Cette pathologie se manifeste par différents signes cliniques progressifs à mesure que le temps de séparation entre la mère et l'enfant augmente :

  • Besoin accru de « s'accrocher » aux personnes qui établissent un contact physique avec l'enfant, augmentation des pleurs, l'enfant devient plus « exigeant » (dans le mois suivant la séparation)
  • Les pleurs deviennent des gémissements, l'enfant cesse de prendre du poids et le développement cérébral s’interrompt (deuxième mois)
  • L'enfant fuit le contact, devient apathique, il commence à développer des troubles du sommeil et de l'alimentation, son visage reste figé (troisième mois)
  • au-delà du troisième mois, les pleurs disparaissent au profit de geignements, le regard devient vide, l'enfant tombe dans un état de grand léthargie

En deçà de trois mois de séparation entre la mère et l'enfant, les symptômes sont facilement réversibles si l'enfant retrouve sa mère ou une figure d'attachement aimante.
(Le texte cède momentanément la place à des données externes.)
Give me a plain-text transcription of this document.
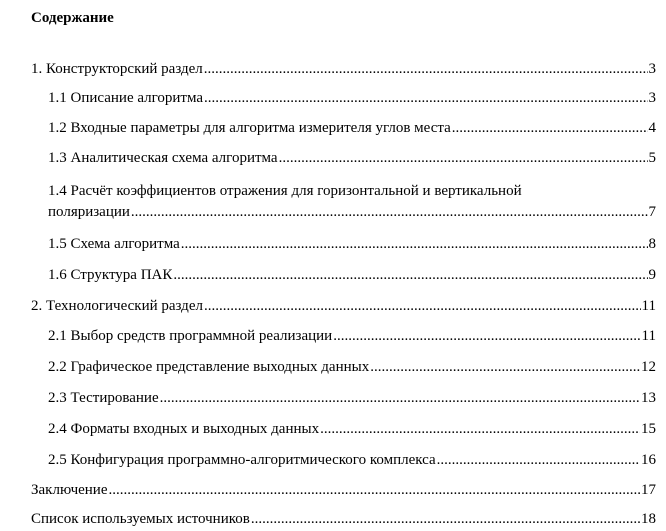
Содержание
1. Конструкторский раздел .....	3
1.1 Описание алгоритма .....	3
1.2 Входные параметры для алгоритма измерителя углов места .....	4
1.3 Аналитическая схема алгоритма .....	5
1.4 Расчёт коэффициентов отражения для горизонтальной и вертикальной
поляризации .....	7
1.5 Схема алгоритма .....	8
1.6 Структура ПАК .....	9
2. Технологический раздел .....	11
2.1 Выбор средств программной реализации .....	11
2.2 Графическое представление выходных данных .....	12
2.3 Тестирование .....	13
2.4 Форматы входных и выходных данных .....	15
2.5 Конфигурация программно-алгоритмического комплекса .....	16
Заключение .....	17
Список используемых источников .....	18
Au-delà de trois mois, les symptômes peuvent réellement entraver le bon développement de l'enfant sur le long terme, et une hospitalisation peut s'avérer nécessaire.
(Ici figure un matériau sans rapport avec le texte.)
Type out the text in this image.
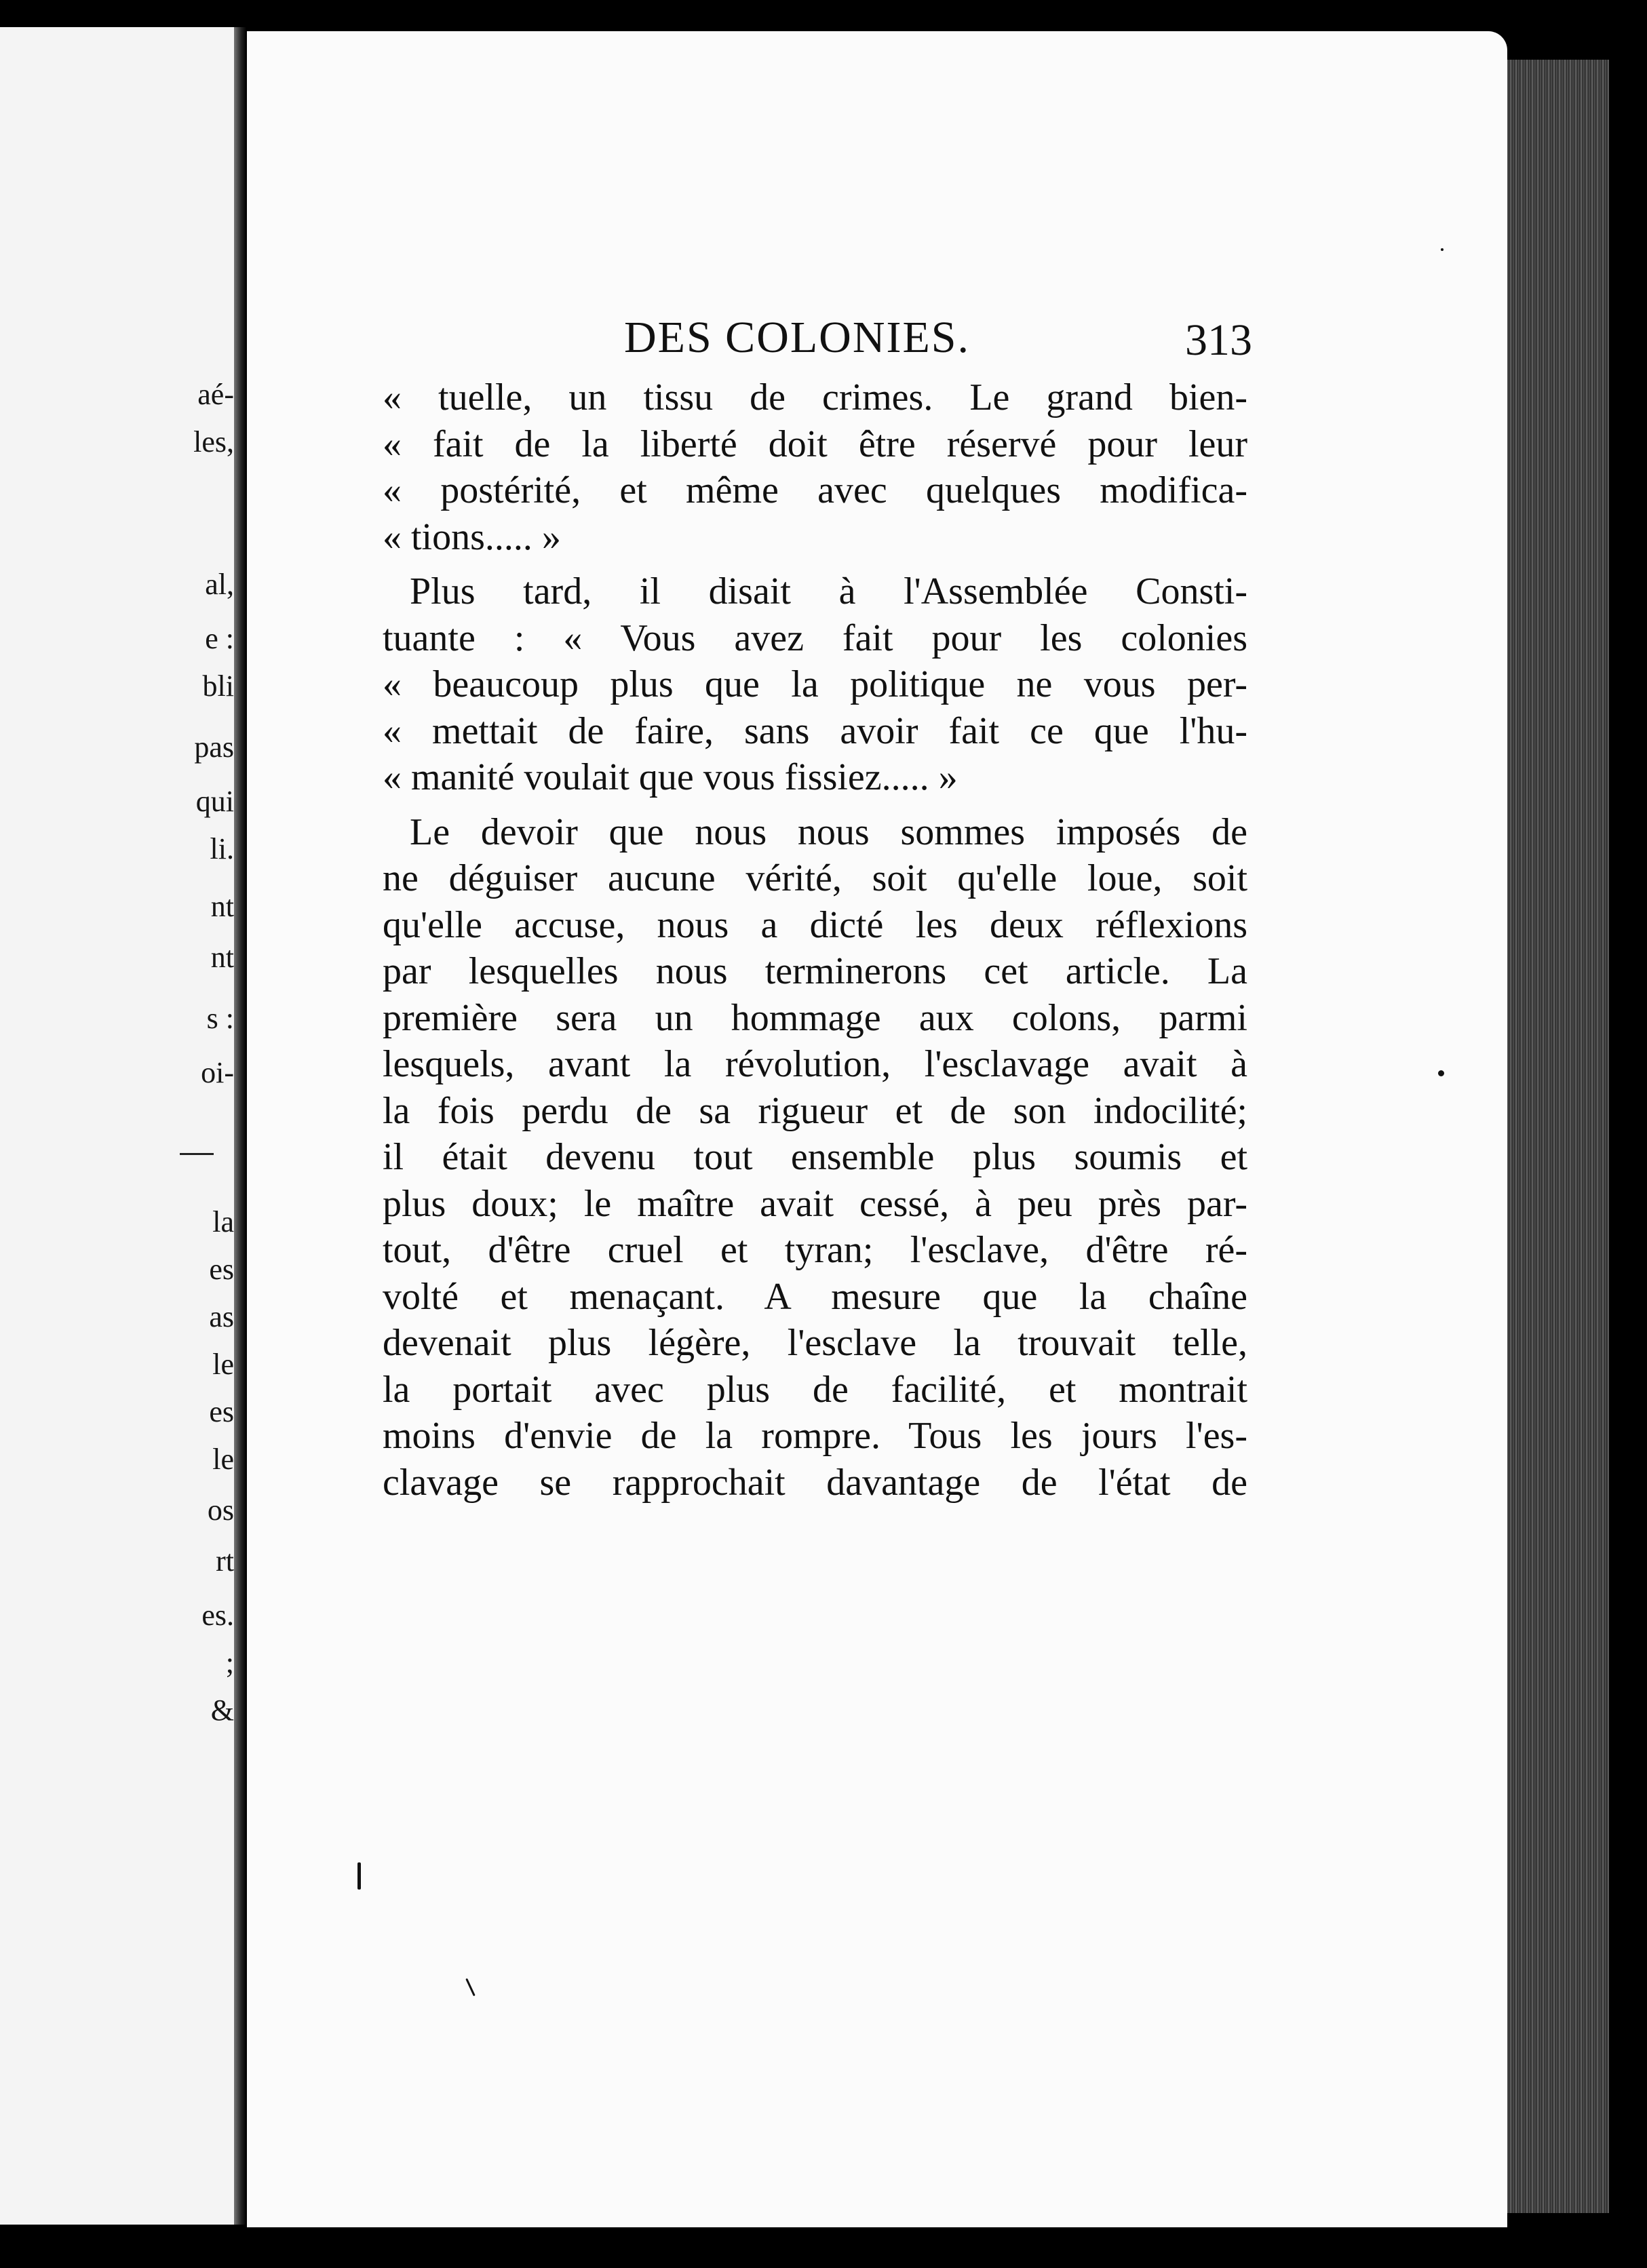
aé-
les,
al,
e :
bli
pas
qui
li.
nt
nt
s :
oi-
la
es
as
le
es
le
os
rt
es.
;
&
DES COLONIES.	313
« tuelle, un tissu de crimes. Le grand bien-
« fait de la liberté doit être réservé pour leur
« postérité, et même avec quelques modifica-
« tions..... »
Plus tard, il disait à l'Assemblée Consti-
tuante : « Vous avez fait pour les colonies
« beaucoup plus que la politique ne vous per-
« mettait de faire, sans avoir fait ce que l'hu-
« manité voulait que vous fissiez..... »
Le devoir que nous nous sommes imposés de
ne déguiser aucune vérité, soit qu'elle loue, soit
qu'elle accuse, nous a dicté les deux réflexions
par lesquelles nous terminerons cet article. La
première sera un hommage aux colons, parmi
lesquels, avant la révolution, l'esclavage avait à
la fois perdu de sa rigueur et de son indocilité;
il était devenu tout ensemble plus soumis et
plus doux; le maître avait cessé, à peu près par-
tout, d'être cruel et tyran; l'esclave, d'être ré-
volté et menaçant. A mesure que la chaîne
devenait plus légère, l'esclave la trouvait telle,
la portait avec plus de facilité, et montrait
moins d'envie de la rompre. Tous les jours l'es-
clavage se rapprochait davantage de l'état de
La dépression anaclitique chez l'adulte[modifier | modifier le code]

C'est, par extrapolation du symptôme de dépendance de l'enfant envers sa mère, qu'a été définie la dépression anaclitique de l'adulte : c'est un état psychique de dépendance, principalement une dépendance envers une autre personne. Plus largement, on retrouve des symptômes et des ramifications communes entre dépression anaclitique et états limites, notamment chez les personnes dites « borderline » qui développent des pulsions mortifères, un comportement oscillant entre dépression et agression lorsqu'ils ne se sentent pas en contrôle avec leur objet de dépendance.

Cette dépendance se traduit dans les faits par une soumission passive et permanente à l'objet de dépendance, générant divers traits caractéristiques pathologiques :

  • Une grande appétence relationnelle, souvent doublée d'une angoisse d'abandon, de la solitude, de la perte ;
  • Des irrégularités dans l'apprentissage ;
  • Des troubles de la conduite ;
  • Un retard du développement affectif.

Chez les personnes borderline, on a pu observer plusieurs sensations intrinsèquement liées à l'état limite anaclitique :

  • sensation de solitude, d'isolement ;
  • sentiment de futilité ;
  • exigences agressives, pressantes ;
  • manque d'espoir, relative apathie ;
  • style de vie « automatique, mécanique », ou à l'inverse hyperactivité pour remplir le vide.